3. Suppose you have a String x = "hamburger", and you wish to change it to "cheeseburger". What calls to x.substring() would allow you to do this?

## Submission

• Describe what you did, how you did it, what challenges you encountered, and how you solved them.
• Please answer any questions found throughout the narrative of this assignment.
• If collaboration with a buddy was permitted, did you work with a buddy on this assignment? If so, who? If not, do you certify that this submission represents your own original work?
• Please identify any and all portions of your submission that were not originally written by you (for example, code originally written by your buddy, or anything taken or adapted from a non-classroom resource). It is always OK to use your textbook and instructor notes; however, you are certifying that any portions not designated as coming from an outside person or source are your own original work.
• Approximately how many hours it took you to finish this assignment (I will not judge you for this at all...I am simply using it to gauge if the assignments are too easy or hard)?
• Your overall impression of the assignment. Did you love it, hate it, or were you neutral? One word answers are fine, but if you have any suggestions for the future let me know.
• Any other concerns that you have. For instance, if you have a bug that you were unable to solve but you made progress, write that here.
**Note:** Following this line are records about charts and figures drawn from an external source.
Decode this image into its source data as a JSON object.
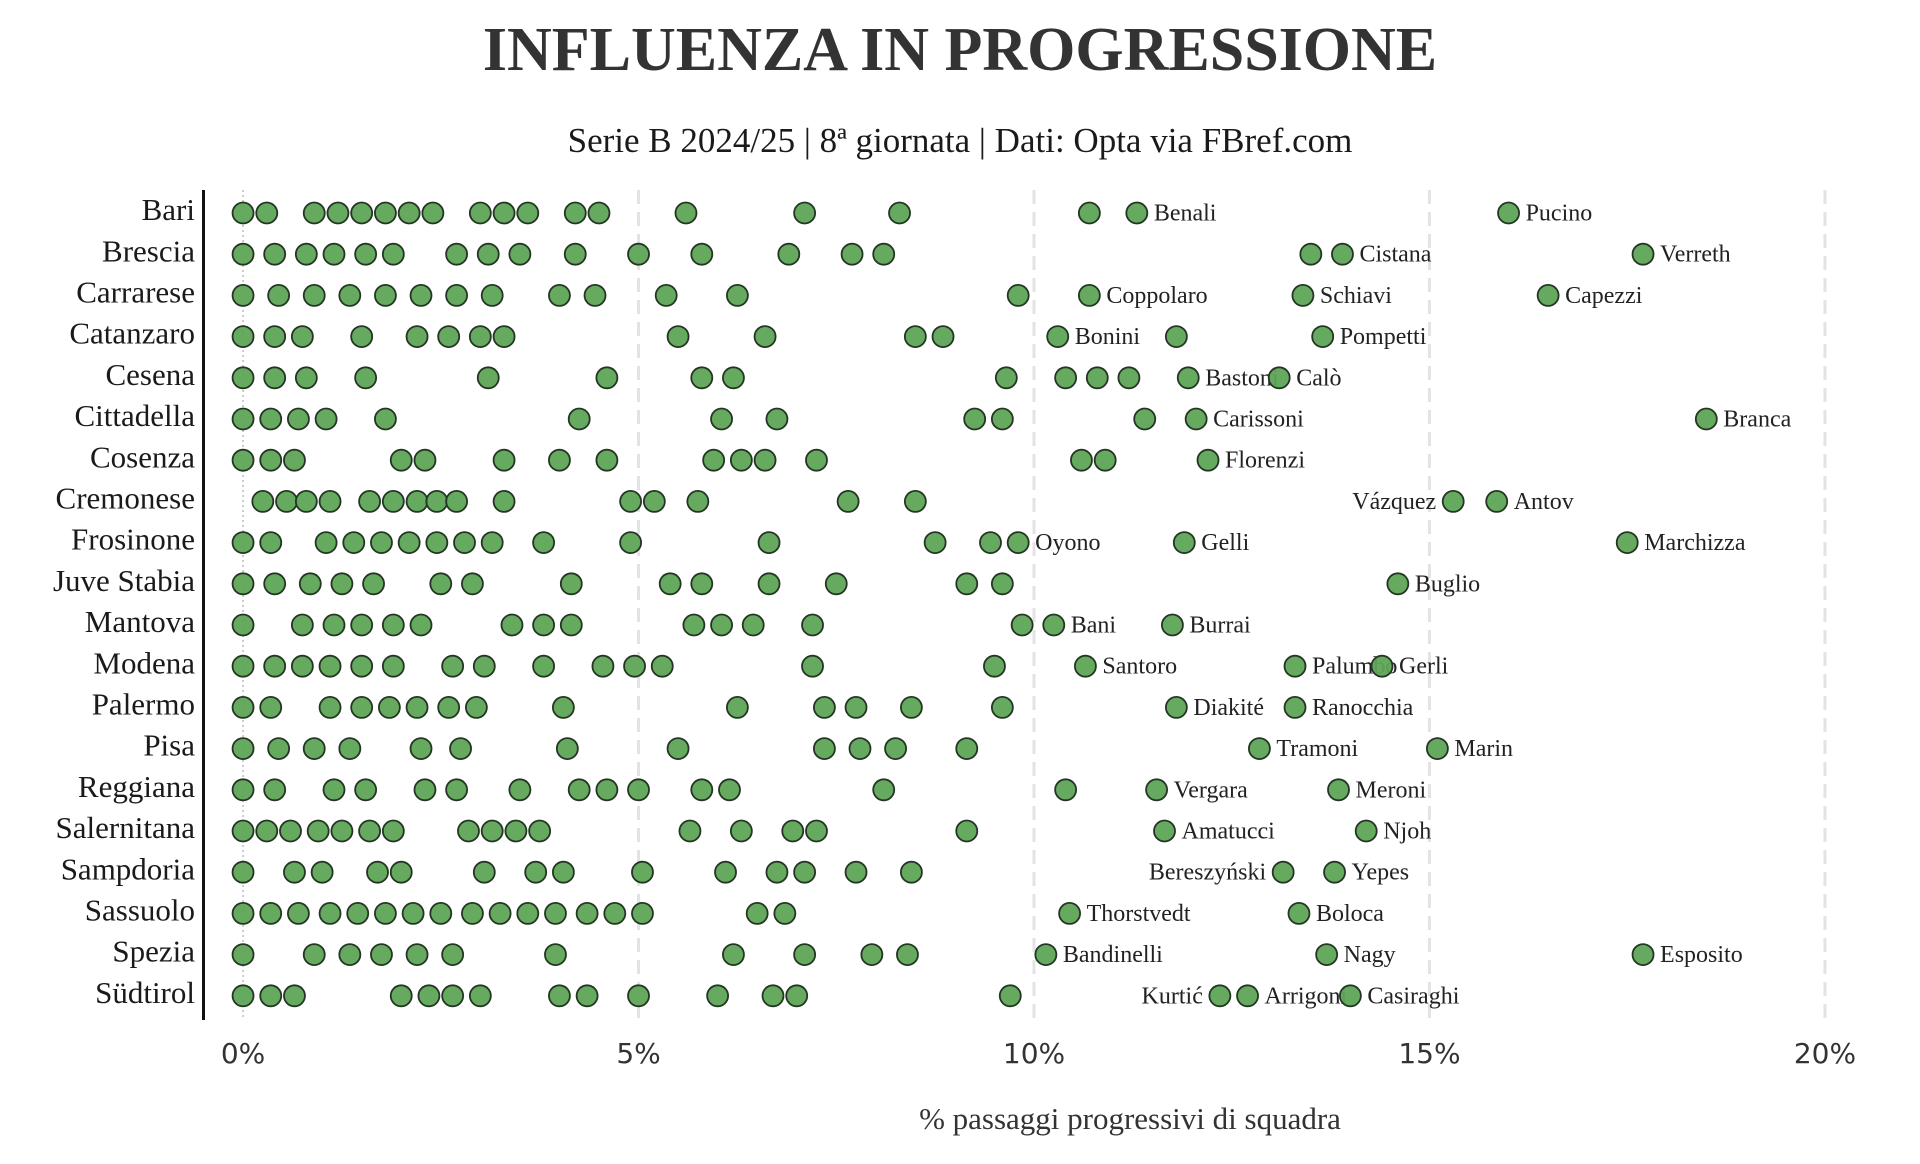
{
  "chart_data": {
    "type": "strip",
    "title": "INFLUENZA IN PROGRESSIONE",
    "subtitle": "Serie B 2024/25 | 8ª giornata | Dati: Opta via FBref.com",
    "xlabel": "% passaggi progressivi di squadra",
    "xlim": [
      -0.5,
      20.5
    ],
    "xticks": [
      {
        "value": 0,
        "label": "0%"
      },
      {
        "value": 5,
        "label": "5%"
      },
      {
        "value": 10,
        "label": "10%"
      },
      {
        "value": 15,
        "label": "15%"
      },
      {
        "value": 20,
        "label": "20%"
      }
    ],
    "grid": true,
    "color": "#5da555",
    "rows": [
      {
        "team": "Bari",
        "values": [
          0,
          0.3,
          0.9,
          1.2,
          1.5,
          1.8,
          2.1,
          2.4,
          3.0,
          3.3,
          3.6,
          4.2,
          4.5,
          5.6,
          7.1,
          8.3,
          10.7
        ],
        "named": [
          {
            "name": "Benali",
            "value": 11.3
          },
          {
            "name": "Pucino",
            "value": 16.0
          }
        ]
      },
      {
        "team": "Brescia",
        "values": [
          0,
          0.4,
          0.8,
          1.15,
          1.55,
          1.9,
          2.7,
          3.1,
          3.5,
          4.2,
          5.0,
          5.8,
          6.9,
          7.7,
          8.1,
          13.5
        ],
        "named": [
          {
            "name": "Cistana",
            "value": 13.9
          },
          {
            "name": "Verreth",
            "value": 17.7
          }
        ]
      },
      {
        "team": "Carrarese",
        "values": [
          0,
          0.45,
          0.9,
          1.35,
          1.8,
          2.25,
          2.7,
          3.15,
          4.0,
          4.45,
          5.35,
          6.25,
          9.8
        ],
        "named": [
          {
            "name": "Coppolaro",
            "value": 10.7
          },
          {
            "name": "Schiavi",
            "value": 13.4
          },
          {
            "name": "Capezzi",
            "value": 16.5
          }
        ]
      },
      {
        "team": "Catanzaro",
        "values": [
          0,
          0.4,
          0.75,
          1.5,
          2.2,
          2.6,
          3.0,
          3.3,
          5.5,
          6.6,
          8.5,
          8.85,
          11.8
        ],
        "named": [
          {
            "name": "Bonini",
            "value": 10.3
          },
          {
            "name": "Pompetti",
            "value": 13.65
          }
        ]
      },
      {
        "team": "Cesena",
        "values": [
          0,
          0.4,
          0.8,
          1.55,
          3.1,
          4.6,
          5.8,
          6.2,
          9.65,
          10.4,
          10.8,
          11.2
        ],
        "named": [
          {
            "name": "Bastoni",
            "value": 11.95
          },
          {
            "name": "Calò",
            "value": 13.1
          }
        ]
      },
      {
        "team": "Cittadella",
        "values": [
          0,
          0.35,
          0.7,
          1.05,
          1.8,
          4.25,
          6.05,
          6.75,
          9.25,
          9.6,
          11.4
        ],
        "named": [
          {
            "name": "Carissoni",
            "value": 12.05
          },
          {
            "name": "Branca",
            "value": 18.5
          }
        ]
      },
      {
        "team": "Cosenza",
        "values": [
          0,
          0.35,
          0.65,
          2.0,
          2.3,
          3.3,
          4.0,
          4.6,
          5.95,
          6.3,
          6.6,
          7.25,
          10.6,
          10.9
        ],
        "named": [
          {
            "name": "Florenzi",
            "value": 12.2
          }
        ]
      },
      {
        "team": "Cremonese",
        "values": [
          0.25,
          0.55,
          0.8,
          1.1,
          1.6,
          1.9,
          2.2,
          2.45,
          2.7,
          3.3,
          4.9,
          5.2,
          5.75,
          7.65,
          8.5
        ],
        "named": [
          {
            "name": "Vázquez",
            "value": 15.3
          },
          {
            "name": "Antov",
            "value": 15.85
          }
        ]
      },
      {
        "team": "Frosinone",
        "values": [
          0,
          0.35,
          1.05,
          1.4,
          1.75,
          2.1,
          2.45,
          2.8,
          3.15,
          3.8,
          4.9,
          6.65,
          8.75,
          9.45
        ],
        "named": [
          {
            "name": "Oyono",
            "value": 9.8
          },
          {
            "name": "Gelli",
            "value": 11.9
          },
          {
            "name": "Marchizza",
            "value": 17.5
          }
        ]
      },
      {
        "team": "Juve Stabia",
        "values": [
          0,
          0.4,
          0.85,
          1.25,
          1.65,
          2.5,
          2.9,
          4.15,
          5.4,
          5.8,
          6.65,
          7.5,
          9.15,
          9.6
        ],
        "named": [
          {
            "name": "Buglio",
            "value": 14.6
          }
        ]
      },
      {
        "team": "Mantova",
        "values": [
          0,
          0.75,
          1.15,
          1.5,
          1.9,
          2.25,
          3.4,
          3.8,
          4.15,
          5.7,
          6.05,
          6.45,
          7.2,
          9.85
        ],
        "named": [
          {
            "name": "Bani",
            "value": 10.25
          },
          {
            "name": "Burrai",
            "value": 11.75
          }
        ]
      },
      {
        "team": "Modena",
        "values": [
          0,
          0.4,
          0.75,
          1.1,
          1.5,
          1.9,
          2.65,
          3.05,
          3.8,
          4.55,
          4.95,
          5.3,
          7.2,
          9.5
        ],
        "named": [
          {
            "name": "Santoro",
            "value": 10.65
          },
          {
            "name": "Palumbo",
            "value": 13.3
          },
          {
            "name": "Gerli",
            "value": 14.4
          }
        ]
      },
      {
        "team": "Palermo",
        "values": [
          0,
          0.35,
          1.1,
          1.5,
          1.85,
          2.2,
          2.6,
          2.95,
          4.05,
          6.25,
          7.35,
          7.75,
          8.45,
          9.6
        ],
        "named": [
          {
            "name": "Diakité",
            "value": 11.8
          },
          {
            "name": "Ranocchia",
            "value": 13.3
          }
        ]
      },
      {
        "team": "Pisa",
        "values": [
          0,
          0.45,
          0.9,
          1.35,
          2.25,
          2.75,
          4.1,
          5.5,
          7.35,
          7.8,
          8.25,
          9.15
        ],
        "named": [
          {
            "name": "Tramoni",
            "value": 12.85
          },
          {
            "name": "Marin",
            "value": 15.1
          }
        ]
      },
      {
        "team": "Reggiana",
        "values": [
          0,
          0.4,
          1.15,
          1.55,
          2.3,
          2.7,
          3.5,
          4.25,
          4.6,
          5.0,
          5.8,
          6.15,
          8.1,
          10.4
        ],
        "named": [
          {
            "name": "Vergara",
            "value": 11.55
          },
          {
            "name": "Meroni",
            "value": 13.85
          }
        ]
      },
      {
        "team": "Salernitana",
        "values": [
          0,
          0.3,
          0.6,
          0.95,
          1.25,
          1.6,
          1.9,
          2.85,
          3.15,
          3.45,
          3.75,
          5.65,
          6.3,
          6.95,
          7.25,
          9.15
        ],
        "named": [
          {
            "name": "Amatucci",
            "value": 11.65
          },
          {
            "name": "Njoh",
            "value": 14.2
          }
        ]
      },
      {
        "team": "Sampdoria",
        "values": [
          0,
          0.65,
          1.0,
          1.7,
          2.0,
          3.05,
          3.7,
          4.05,
          5.05,
          6.1,
          6.75,
          7.1,
          7.75,
          8.45
        ],
        "named": [
          {
            "name": "Bereszyński",
            "value": 13.15
          },
          {
            "name": "Yepes",
            "value": 13.8
          }
        ]
      },
      {
        "team": "Sassuolo",
        "values": [
          0,
          0.35,
          0.7,
          1.1,
          1.45,
          1.8,
          2.15,
          2.5,
          2.9,
          3.25,
          3.6,
          3.95,
          4.35,
          4.7,
          5.05,
          6.5,
          6.85
        ],
        "named": [
          {
            "name": "Thorstvedt",
            "value": 10.45
          },
          {
            "name": "Boloca",
            "value": 13.35
          }
        ]
      },
      {
        "team": "Spezia",
        "values": [
          0,
          0.9,
          1.35,
          1.75,
          2.2,
          2.65,
          3.95,
          6.2,
          7.1,
          7.95,
          8.4
        ],
        "named": [
          {
            "name": "Bandinelli",
            "value": 10.15
          },
          {
            "name": "Nagy",
            "value": 13.7
          },
          {
            "name": "Esposito",
            "value": 17.7
          }
        ]
      },
      {
        "team": "Südtirol",
        "values": [
          0,
          0.35,
          0.65,
          2.0,
          2.35,
          2.65,
          3.0,
          4.0,
          4.35,
          5.0,
          6.0,
          6.7,
          7.0,
          9.7
        ],
        "named": [
          {
            "name": "Kurtić",
            "value": 12.35
          },
          {
            "name": "Arrigoni",
            "value": 12.7
          },
          {
            "name": "Casiraghi",
            "value": 14.0
          }
        ]
      }
    ]
  }
}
The more you articulate the problem the more partial credit you will receive (it is fine to leave this blank).

# Assignment Rubric

Description Pre-Emerging (< 50%) Beginning (50%) Progressing (85%) Proficient (100%)
Algorithm Implementation (40%) The algorithm fails on the test inputs due to major issues, or the program fails to compile and/or run The algorithm fails on the test inputs due to one or more minor issues The algorithm is implemented to solve the problem correctly according to given test inputs, but would fail if executed in a general case due to a minor issue or omission in the algorithm design or implementation A reasonable algorithm is implemented to solve the problem which correctly solves the problem according to the given test inputs, and would be reasonably expected to solve the problem in the general case
Test Cases (20%) Testing was performed outside of the unit test framework, or not performed at all Trivial test cases are provided in a unit test framework Test cases that cover some, but not all, boundary cases and branches of the program are provided Test cases that cover all boundary cases and branches of the program are provided
Code Quality and Documentation (30%) Code commenting and structure are absent, or code structure departs significantly from best practice, and/or the code departs significantly from the style guide Code commenting and structure is limited in ways that reduce the readability of the program, and/or there are minor departures from the style guide Code documentation is present that re-states the explicit code definitions, and/or code is written that mostly adheres to the style guide Code is documented at non-trivial points in a manner that enhances the readability of the program, and code is written according to the style guide, and each function contains relevant and appropriate Javadoc documentation
Writeup and Submission (10%) An incomplete submission is provided The program is submitted, but not according to the directions in one or more ways (for example, because it is lacking a readme writeup or missing answers to written questions) The program is submitted according to the directions with a minor omission or correction needed, including a readme writeup describing the solution and answering nearly all questions posed in the instructions The program is submitted according to the directions, including a readme writeup describing the solution and answering all questions posed in the instructions

Please refer to the Style Guide for code quality examples and guidelines.